Ukraine’s Verkhovna Rada has adopted bill No. 2493on joint stock companies, which proposes to allow companies to choose a corporate governance model and, along with the current two-tier corporate governance system, introduces a single-level one.
An Interfax-Ukraine correspondent reported that the bill at first reading was supported by 270 MPs with the required 226 supportive votes.
“This law brings the legislation into line with the requirements of reality. The general meetings are being improved: it is envisaged that they can be held in electronic form. A corporate affairs adviser is being introduced to help shareholders. The legal status of the corporate secretary has been settled. Today he or she may be appointed by the supervisory board of the company, but his or her status is not regulated,” Head of the parliamentary committee on finance, tax and customs policy Danylo Hetmantsev said from the rostrum of the parliament.
At the same time, one of the main innovations of the bill is to strengthen the protection of minority shareholders, one of the authors of the bill, MP from the Servant of the People parliamentary faction Roksolana Pidlasa said.

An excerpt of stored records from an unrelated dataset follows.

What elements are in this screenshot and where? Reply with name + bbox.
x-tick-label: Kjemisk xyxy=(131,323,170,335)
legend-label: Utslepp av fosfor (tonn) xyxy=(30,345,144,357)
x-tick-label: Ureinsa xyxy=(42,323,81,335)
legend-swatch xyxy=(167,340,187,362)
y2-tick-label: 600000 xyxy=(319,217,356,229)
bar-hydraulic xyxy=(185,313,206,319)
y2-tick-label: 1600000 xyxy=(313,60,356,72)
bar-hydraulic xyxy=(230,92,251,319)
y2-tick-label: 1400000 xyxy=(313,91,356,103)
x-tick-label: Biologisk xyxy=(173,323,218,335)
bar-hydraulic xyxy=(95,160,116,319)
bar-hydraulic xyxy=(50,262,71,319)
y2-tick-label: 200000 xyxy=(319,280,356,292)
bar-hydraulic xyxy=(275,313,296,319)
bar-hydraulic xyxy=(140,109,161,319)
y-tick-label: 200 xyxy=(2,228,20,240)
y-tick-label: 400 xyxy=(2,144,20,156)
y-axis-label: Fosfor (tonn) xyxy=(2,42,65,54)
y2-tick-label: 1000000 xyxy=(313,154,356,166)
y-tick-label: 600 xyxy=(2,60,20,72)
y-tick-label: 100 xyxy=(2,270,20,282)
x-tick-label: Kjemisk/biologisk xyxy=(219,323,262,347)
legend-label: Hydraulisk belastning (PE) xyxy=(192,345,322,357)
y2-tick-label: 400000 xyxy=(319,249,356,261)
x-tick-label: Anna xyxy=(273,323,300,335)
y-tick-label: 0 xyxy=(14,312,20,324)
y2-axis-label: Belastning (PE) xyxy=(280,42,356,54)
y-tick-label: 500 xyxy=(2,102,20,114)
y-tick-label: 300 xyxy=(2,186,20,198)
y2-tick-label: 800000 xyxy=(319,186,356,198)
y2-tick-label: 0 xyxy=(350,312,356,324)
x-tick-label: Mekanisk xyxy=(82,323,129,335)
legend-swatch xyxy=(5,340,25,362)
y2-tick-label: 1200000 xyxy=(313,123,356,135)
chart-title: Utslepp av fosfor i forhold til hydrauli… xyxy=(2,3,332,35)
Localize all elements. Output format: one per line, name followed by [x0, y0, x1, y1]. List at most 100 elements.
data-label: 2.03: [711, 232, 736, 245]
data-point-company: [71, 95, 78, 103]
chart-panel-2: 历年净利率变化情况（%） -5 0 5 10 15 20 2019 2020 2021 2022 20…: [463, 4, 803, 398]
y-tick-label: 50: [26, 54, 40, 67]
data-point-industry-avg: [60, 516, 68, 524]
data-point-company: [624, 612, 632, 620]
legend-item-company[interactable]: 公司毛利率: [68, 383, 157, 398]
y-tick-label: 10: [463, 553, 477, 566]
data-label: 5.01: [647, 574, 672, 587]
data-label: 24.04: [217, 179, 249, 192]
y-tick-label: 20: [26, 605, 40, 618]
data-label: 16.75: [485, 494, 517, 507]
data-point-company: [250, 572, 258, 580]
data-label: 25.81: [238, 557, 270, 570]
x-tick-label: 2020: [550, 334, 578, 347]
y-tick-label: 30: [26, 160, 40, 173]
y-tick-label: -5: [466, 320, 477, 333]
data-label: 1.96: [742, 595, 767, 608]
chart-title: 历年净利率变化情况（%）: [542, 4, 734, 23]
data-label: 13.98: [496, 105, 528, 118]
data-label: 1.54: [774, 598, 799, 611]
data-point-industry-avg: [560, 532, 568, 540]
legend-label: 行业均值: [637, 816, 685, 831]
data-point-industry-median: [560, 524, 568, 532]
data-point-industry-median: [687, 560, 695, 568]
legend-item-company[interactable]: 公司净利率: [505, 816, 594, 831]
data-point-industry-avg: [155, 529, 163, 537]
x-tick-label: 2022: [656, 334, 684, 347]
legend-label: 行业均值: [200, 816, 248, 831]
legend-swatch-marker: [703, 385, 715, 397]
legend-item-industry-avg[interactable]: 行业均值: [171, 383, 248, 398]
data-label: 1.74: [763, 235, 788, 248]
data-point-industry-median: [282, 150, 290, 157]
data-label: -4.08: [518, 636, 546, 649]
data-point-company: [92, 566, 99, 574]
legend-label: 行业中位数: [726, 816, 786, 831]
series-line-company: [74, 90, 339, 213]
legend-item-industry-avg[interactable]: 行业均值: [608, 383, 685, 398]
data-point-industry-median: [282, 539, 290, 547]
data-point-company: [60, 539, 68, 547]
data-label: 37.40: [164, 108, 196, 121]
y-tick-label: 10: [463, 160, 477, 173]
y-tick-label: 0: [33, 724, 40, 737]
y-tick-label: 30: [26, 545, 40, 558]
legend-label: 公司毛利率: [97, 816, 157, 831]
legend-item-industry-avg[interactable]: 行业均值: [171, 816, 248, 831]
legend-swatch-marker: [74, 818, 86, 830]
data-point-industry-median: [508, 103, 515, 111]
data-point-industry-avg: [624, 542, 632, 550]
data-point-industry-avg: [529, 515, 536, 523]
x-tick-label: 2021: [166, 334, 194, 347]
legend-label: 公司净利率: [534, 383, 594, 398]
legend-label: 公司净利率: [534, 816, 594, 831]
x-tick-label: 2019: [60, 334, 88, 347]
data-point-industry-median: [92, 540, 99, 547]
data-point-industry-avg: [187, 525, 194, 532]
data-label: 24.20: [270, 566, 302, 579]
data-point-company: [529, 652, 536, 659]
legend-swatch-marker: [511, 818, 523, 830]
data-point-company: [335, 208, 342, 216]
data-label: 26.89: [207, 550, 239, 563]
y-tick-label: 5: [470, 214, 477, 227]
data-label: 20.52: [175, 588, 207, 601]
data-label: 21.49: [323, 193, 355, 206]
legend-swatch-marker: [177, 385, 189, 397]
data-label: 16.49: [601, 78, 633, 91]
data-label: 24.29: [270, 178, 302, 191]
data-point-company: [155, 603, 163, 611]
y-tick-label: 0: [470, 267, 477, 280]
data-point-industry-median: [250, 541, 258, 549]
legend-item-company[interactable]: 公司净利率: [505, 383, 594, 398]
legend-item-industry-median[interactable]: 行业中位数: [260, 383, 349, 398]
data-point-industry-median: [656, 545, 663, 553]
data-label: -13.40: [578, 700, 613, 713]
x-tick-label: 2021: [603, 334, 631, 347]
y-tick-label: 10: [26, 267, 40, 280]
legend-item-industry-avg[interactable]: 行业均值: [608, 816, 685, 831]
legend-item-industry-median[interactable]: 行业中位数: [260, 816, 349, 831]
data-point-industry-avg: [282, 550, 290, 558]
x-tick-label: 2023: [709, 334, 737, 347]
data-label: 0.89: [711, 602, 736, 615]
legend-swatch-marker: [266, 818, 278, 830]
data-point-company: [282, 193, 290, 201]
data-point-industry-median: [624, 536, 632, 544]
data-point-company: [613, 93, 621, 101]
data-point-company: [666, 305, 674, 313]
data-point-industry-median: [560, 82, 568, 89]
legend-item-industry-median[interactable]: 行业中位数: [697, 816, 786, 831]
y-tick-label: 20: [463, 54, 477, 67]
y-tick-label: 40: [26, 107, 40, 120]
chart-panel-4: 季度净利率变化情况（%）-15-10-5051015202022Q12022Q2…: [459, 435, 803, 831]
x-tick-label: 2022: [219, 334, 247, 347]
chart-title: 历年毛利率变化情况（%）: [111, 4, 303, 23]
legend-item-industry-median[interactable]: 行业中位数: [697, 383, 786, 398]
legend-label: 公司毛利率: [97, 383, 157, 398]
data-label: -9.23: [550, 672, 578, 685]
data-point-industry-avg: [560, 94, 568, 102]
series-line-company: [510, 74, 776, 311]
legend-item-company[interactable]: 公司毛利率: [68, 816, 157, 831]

“Today, the majority of the rights of the world’s shareholders appear only if the share of their stockholding reaches 10%,” she said.
According to the explanatory note to the bill, the bill also brings the rules on the representation of shareholders in accordance with EU law, in particular, Directive 2007/36/EC of the European Parliament and of the Council of July 11, 2007 on the exercise of certain rights of shareholders in listed companies, and also harmonizes legislation on mergers, acquisitions and divisions of JSC with Directive 2017/1132/EC.